Typically, the general partner or managing member will be the
party that has the right to make decisions that will most
significantly impact the economic performance of the entity.
However, certain partnership or LLC agreements provide the
limited partner or non-managing member the ability to remove
the general partner or managing member without cause. This
results in the limited partner or non-managing member being
the party that has the right to make decisions that will most
significantly impact the economic performance of the entity.
The primary sources of losses and benefits for these
investments are the tax credits, tax benefits due to passive
losses on the investments, and development and operating
cash flows. We have consolidated investments in which we
are the general partner or managing member and have a
limited partnership interest or non-managing member interest
that provides us the power to direct the activities that most
significantly impact the entity’s performance and have a
limited partnership interest or non-managing member interest
that could absorb losses or receive benefits that could be
potentially significant.
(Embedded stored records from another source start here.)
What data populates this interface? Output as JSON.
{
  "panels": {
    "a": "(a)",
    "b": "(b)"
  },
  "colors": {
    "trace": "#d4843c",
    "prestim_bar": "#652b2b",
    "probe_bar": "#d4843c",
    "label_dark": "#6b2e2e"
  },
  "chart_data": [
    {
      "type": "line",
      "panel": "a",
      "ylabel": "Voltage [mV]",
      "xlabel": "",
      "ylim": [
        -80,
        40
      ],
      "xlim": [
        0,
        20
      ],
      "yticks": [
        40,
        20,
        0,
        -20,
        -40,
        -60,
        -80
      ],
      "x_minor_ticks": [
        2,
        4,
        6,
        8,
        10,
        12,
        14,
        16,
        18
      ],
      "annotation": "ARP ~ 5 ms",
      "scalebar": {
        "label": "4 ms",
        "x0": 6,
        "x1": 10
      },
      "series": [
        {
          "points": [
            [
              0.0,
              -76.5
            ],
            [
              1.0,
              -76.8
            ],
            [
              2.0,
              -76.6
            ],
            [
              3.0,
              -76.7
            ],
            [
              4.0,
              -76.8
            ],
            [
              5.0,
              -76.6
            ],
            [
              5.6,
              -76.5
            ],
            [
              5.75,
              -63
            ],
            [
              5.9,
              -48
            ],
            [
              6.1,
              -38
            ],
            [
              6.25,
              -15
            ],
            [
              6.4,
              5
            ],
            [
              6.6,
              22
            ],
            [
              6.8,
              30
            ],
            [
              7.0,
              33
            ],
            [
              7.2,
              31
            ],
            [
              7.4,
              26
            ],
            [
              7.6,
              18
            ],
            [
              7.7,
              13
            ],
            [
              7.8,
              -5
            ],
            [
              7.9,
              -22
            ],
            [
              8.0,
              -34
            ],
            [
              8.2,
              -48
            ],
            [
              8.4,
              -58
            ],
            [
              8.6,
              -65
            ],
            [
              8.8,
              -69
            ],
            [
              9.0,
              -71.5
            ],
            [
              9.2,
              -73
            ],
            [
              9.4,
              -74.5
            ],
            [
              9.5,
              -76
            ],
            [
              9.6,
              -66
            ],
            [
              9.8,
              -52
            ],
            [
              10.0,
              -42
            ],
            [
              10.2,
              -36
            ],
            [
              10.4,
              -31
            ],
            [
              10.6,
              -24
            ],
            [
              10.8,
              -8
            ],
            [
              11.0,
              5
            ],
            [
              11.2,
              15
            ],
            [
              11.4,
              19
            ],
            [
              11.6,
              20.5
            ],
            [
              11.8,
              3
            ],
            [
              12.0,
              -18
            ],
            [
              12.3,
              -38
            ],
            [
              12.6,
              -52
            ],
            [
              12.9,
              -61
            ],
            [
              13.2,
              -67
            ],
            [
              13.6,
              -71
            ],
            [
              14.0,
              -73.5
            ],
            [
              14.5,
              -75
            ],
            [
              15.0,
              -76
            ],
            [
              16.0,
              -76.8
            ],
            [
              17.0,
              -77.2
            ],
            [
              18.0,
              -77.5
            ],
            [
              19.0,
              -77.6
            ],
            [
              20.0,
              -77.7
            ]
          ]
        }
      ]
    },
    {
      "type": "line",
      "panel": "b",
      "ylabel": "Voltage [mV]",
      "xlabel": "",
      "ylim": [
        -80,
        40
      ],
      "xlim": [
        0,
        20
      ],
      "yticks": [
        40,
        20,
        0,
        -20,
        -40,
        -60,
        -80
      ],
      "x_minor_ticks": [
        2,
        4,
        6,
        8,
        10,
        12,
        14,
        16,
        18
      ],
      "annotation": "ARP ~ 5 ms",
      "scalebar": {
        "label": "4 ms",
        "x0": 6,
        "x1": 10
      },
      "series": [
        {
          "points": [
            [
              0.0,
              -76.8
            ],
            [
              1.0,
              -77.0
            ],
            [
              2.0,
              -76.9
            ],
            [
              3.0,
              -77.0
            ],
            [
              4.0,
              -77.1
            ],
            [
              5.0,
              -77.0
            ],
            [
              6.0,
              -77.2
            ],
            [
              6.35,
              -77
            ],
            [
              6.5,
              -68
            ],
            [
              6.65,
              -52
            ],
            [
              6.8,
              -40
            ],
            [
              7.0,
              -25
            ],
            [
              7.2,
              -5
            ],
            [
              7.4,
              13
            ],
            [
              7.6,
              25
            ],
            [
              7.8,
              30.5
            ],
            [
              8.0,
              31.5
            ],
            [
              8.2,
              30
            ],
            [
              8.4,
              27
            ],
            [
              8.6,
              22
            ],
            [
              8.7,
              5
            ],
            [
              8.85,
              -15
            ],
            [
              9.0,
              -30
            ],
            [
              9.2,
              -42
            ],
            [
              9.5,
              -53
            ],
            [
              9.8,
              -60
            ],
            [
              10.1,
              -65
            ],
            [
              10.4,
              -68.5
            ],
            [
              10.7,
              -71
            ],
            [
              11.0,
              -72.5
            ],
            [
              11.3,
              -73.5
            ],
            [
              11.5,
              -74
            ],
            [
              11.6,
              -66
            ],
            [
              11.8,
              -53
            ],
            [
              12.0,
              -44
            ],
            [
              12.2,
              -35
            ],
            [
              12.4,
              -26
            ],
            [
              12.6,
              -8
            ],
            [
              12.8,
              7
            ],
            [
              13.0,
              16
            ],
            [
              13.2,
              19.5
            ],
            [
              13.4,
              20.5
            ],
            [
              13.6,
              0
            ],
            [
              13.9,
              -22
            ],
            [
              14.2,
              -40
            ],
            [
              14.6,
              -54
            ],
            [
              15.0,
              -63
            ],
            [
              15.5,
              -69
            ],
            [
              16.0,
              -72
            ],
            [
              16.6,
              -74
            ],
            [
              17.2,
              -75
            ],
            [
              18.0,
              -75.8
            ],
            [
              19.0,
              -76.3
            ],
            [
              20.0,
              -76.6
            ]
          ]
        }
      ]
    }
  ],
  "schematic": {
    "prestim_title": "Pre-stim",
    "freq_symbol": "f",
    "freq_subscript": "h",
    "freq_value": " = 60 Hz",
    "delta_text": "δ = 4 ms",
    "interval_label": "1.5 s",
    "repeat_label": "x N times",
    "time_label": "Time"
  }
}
The assets are primarily included in
Equity investments and Other assets on our Consolidated
Balance Sheet with the liabilities classified in Other borrowed
funds, Accrued expenses, and Other liabilities and the third
party investors’ interests included in the Equity section as
Noncontrolling interests. Neither creditors nor equity investors
in these investments have any recourse to our general credit.
We have not provided financial or other support to the limited
partnership or LLC that we are not contractually obligated to
provide. The consolidated aggregate assets and liabilities of
these investments are provided in the Consolidated VIEs table
and reflected in the “Other” business segment.